What are your goals specifically as they pertain to savings?

Perhaps you’re just starting out and want to save for a new house, or maybe you have a young family, so you’d like to focus on saving for college.

Your savings goals are unique and distinctive from your overall financial goals, so think of them as such. Your savings goals will likely be segmented into short and long-term objectives, or, at least, medium and short-term.

Use calculators to determine how much your goals will cost.

If your goal is to save for retirement, you can calculate this using free online money management and financial tools.

Decide how you’ll save your money.

You may want a basic savings account where you automatically contribute money each week, but it’s a good idea to diversify your savings techniques and tailor them to your goals.

Money markets and CDs can be useful for short-term savings.

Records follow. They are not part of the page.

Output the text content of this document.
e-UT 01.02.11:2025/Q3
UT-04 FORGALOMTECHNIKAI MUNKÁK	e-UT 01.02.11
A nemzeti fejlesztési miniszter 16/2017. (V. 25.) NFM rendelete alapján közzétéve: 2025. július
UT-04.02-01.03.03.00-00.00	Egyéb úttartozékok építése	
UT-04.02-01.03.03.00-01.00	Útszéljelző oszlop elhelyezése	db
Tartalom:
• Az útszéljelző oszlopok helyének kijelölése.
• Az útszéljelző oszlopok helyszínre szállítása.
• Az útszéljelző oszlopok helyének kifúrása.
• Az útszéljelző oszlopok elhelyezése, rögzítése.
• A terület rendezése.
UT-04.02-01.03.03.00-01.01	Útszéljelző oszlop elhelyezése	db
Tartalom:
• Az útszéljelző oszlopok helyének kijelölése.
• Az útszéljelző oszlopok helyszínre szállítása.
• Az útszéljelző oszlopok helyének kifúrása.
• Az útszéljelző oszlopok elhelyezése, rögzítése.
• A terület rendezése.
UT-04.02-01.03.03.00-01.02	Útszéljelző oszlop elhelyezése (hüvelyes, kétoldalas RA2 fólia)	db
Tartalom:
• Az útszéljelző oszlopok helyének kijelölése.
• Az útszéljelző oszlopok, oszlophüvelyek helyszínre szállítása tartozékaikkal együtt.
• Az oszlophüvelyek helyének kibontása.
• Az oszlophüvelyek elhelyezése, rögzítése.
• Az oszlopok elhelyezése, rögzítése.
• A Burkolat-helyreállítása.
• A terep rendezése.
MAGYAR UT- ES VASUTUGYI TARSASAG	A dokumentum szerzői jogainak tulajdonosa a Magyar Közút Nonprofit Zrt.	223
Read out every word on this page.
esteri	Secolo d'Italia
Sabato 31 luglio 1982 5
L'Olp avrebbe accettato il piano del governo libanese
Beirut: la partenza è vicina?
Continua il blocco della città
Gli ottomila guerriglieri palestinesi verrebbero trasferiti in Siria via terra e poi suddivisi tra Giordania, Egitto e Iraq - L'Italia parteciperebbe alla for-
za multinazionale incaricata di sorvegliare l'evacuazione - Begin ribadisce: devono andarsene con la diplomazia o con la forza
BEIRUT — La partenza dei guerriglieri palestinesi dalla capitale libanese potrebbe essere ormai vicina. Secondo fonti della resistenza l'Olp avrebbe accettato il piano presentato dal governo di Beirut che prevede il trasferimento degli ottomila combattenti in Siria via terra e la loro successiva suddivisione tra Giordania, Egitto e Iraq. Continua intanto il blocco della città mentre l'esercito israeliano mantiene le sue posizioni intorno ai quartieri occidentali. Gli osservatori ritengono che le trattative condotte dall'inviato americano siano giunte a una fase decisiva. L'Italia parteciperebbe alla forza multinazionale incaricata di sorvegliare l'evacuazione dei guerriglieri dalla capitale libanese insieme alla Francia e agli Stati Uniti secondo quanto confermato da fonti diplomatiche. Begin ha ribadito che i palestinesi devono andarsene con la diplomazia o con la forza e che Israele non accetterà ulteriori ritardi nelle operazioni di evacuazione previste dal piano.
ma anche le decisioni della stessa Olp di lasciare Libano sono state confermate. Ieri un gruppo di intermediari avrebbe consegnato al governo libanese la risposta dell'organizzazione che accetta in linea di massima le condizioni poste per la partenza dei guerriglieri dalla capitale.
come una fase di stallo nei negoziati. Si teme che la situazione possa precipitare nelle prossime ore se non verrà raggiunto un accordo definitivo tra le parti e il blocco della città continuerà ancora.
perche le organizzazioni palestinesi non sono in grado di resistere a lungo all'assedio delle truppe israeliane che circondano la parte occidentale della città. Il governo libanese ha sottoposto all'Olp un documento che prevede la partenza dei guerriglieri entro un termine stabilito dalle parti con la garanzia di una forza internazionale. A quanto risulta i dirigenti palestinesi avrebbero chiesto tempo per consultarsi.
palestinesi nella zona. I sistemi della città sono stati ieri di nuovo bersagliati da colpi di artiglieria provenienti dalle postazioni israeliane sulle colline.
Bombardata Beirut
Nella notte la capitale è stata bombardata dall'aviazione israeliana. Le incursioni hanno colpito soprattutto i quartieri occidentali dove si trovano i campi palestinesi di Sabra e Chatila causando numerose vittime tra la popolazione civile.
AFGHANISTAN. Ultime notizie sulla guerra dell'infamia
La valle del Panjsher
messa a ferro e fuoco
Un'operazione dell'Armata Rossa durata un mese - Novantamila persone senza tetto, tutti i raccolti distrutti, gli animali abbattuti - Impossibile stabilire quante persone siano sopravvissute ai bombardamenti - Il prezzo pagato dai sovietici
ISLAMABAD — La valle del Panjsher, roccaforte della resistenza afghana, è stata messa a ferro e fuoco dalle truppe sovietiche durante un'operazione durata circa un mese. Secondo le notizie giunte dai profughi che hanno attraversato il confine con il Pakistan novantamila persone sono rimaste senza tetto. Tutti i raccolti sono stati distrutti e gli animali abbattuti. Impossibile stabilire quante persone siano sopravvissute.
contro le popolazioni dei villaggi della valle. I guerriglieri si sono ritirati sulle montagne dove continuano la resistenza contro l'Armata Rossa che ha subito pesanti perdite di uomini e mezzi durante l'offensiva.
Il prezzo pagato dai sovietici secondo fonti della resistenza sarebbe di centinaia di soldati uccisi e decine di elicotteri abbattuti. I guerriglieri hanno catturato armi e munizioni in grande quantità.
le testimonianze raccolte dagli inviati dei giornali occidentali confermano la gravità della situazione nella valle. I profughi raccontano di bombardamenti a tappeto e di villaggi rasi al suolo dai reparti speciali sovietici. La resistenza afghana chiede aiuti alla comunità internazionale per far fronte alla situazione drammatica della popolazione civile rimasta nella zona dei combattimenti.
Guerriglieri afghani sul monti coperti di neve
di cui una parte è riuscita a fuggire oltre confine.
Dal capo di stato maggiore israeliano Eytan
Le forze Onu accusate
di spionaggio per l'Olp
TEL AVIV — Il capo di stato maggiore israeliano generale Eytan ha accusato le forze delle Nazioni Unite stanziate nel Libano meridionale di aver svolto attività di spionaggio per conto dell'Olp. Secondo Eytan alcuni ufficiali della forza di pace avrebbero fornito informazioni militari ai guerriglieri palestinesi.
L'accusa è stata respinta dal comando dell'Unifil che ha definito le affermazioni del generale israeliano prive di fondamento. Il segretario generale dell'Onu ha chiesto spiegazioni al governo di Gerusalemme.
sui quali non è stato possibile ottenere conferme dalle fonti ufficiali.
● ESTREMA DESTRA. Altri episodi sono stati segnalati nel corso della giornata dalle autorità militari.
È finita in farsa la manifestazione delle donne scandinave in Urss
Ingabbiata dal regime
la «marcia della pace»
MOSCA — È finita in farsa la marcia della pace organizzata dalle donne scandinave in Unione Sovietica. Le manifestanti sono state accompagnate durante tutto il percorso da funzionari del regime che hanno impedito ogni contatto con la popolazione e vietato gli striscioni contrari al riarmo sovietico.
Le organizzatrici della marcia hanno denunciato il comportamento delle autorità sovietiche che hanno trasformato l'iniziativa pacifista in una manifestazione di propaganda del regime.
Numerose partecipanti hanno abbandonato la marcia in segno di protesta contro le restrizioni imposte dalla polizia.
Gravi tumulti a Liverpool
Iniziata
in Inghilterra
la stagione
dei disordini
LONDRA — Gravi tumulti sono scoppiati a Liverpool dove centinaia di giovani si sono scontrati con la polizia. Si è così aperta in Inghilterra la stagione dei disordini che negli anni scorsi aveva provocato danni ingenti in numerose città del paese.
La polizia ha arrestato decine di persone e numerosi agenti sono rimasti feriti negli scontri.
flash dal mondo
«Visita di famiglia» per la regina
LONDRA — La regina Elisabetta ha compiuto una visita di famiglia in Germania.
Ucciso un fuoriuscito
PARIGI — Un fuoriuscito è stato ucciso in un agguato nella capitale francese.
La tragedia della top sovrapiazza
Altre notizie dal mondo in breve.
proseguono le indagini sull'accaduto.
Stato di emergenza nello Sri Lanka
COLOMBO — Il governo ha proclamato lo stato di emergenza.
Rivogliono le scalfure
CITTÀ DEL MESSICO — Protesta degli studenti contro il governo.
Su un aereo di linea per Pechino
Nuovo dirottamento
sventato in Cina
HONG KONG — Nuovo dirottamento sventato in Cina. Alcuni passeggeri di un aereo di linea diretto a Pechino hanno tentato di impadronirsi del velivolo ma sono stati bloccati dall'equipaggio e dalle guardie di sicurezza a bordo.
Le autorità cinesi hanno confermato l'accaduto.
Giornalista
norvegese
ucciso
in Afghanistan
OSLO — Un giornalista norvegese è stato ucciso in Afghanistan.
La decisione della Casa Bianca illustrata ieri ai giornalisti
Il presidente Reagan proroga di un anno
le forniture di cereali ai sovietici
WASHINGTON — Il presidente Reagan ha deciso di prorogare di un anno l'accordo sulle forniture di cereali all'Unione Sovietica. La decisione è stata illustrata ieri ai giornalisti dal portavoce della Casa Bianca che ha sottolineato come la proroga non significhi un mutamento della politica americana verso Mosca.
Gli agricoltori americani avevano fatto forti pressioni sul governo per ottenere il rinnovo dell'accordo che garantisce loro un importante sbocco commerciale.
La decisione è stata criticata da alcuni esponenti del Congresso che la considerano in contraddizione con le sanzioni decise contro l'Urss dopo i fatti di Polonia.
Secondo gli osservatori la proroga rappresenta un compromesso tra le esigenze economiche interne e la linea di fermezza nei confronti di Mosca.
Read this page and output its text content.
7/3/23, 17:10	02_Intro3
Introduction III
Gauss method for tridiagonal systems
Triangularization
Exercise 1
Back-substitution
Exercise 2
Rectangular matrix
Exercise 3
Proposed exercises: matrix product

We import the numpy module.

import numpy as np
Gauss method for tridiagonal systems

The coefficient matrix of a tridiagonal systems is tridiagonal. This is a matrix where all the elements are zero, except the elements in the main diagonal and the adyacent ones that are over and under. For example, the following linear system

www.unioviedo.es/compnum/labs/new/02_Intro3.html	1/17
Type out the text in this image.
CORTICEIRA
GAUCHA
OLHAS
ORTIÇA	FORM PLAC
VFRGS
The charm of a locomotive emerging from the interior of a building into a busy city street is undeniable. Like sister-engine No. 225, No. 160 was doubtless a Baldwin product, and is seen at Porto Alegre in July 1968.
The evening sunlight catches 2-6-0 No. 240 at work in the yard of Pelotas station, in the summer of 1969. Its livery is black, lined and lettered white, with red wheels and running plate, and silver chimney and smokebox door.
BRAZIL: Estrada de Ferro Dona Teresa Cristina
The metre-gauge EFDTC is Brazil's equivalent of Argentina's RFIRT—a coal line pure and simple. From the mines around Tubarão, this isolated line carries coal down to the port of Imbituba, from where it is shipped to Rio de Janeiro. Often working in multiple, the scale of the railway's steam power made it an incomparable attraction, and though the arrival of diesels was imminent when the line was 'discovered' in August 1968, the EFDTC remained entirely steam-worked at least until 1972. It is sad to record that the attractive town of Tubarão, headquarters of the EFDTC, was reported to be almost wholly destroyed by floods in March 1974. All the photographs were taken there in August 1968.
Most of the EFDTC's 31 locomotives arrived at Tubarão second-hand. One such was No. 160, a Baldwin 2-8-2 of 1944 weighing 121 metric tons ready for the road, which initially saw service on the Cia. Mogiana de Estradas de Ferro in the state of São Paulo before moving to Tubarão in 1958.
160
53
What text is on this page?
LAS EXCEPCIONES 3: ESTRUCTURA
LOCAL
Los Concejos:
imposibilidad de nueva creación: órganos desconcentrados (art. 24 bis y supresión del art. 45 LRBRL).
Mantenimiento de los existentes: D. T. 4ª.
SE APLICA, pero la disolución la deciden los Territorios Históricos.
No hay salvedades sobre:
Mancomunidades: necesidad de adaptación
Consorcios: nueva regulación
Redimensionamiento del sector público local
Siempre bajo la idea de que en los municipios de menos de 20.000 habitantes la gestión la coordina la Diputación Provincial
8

For your long-term goals, you might invest in something like a mutual fund or the stock market. This money that you’re putting in riskier areas are the funds with which you can reasonably weather downturns or dips in the economy or market.

Remember, while creating a savings plan is an invaluable part of learning how to manage your money, it is flexible. As your career or income grows or your financial needs change, you should plan on adjusting your savings plan accordingly. money management tips

Image source: Pixabay

Check Your Credit

Finally, as you’re learning some of the most attainable and realistic money management tips, it’s important to look at your credit as well.

Your credit is an important element in your financial life, so it’s something that you need to understand as part of learning how to manage money wisely.

Obtain a copy of your credit report (you’re entitled to a free one once a year), and review it. Look for any discrepancies or mistakes because they actually happen quite a bit.

Once you ensure your report is mistake-free, you can then start making the necessary moves to fix any other issues that could prevent you from obtaining your financial goals or receiving a low-interest rate on future purchases.

Contact creditors and work out plans to pay off the debts that are red flags on your report.

Summing up Our Money Management Tips

Learning how to manage your money doesn’t have to be intimidating. Once you can answer the question of “what is money management,” you can then follow the steps above to assess your spending and income, create a budget, and set your savings and long-term goals.

When you learn how to manage money more effectively, you’ll feel a greater sense of control and security over every area of your life.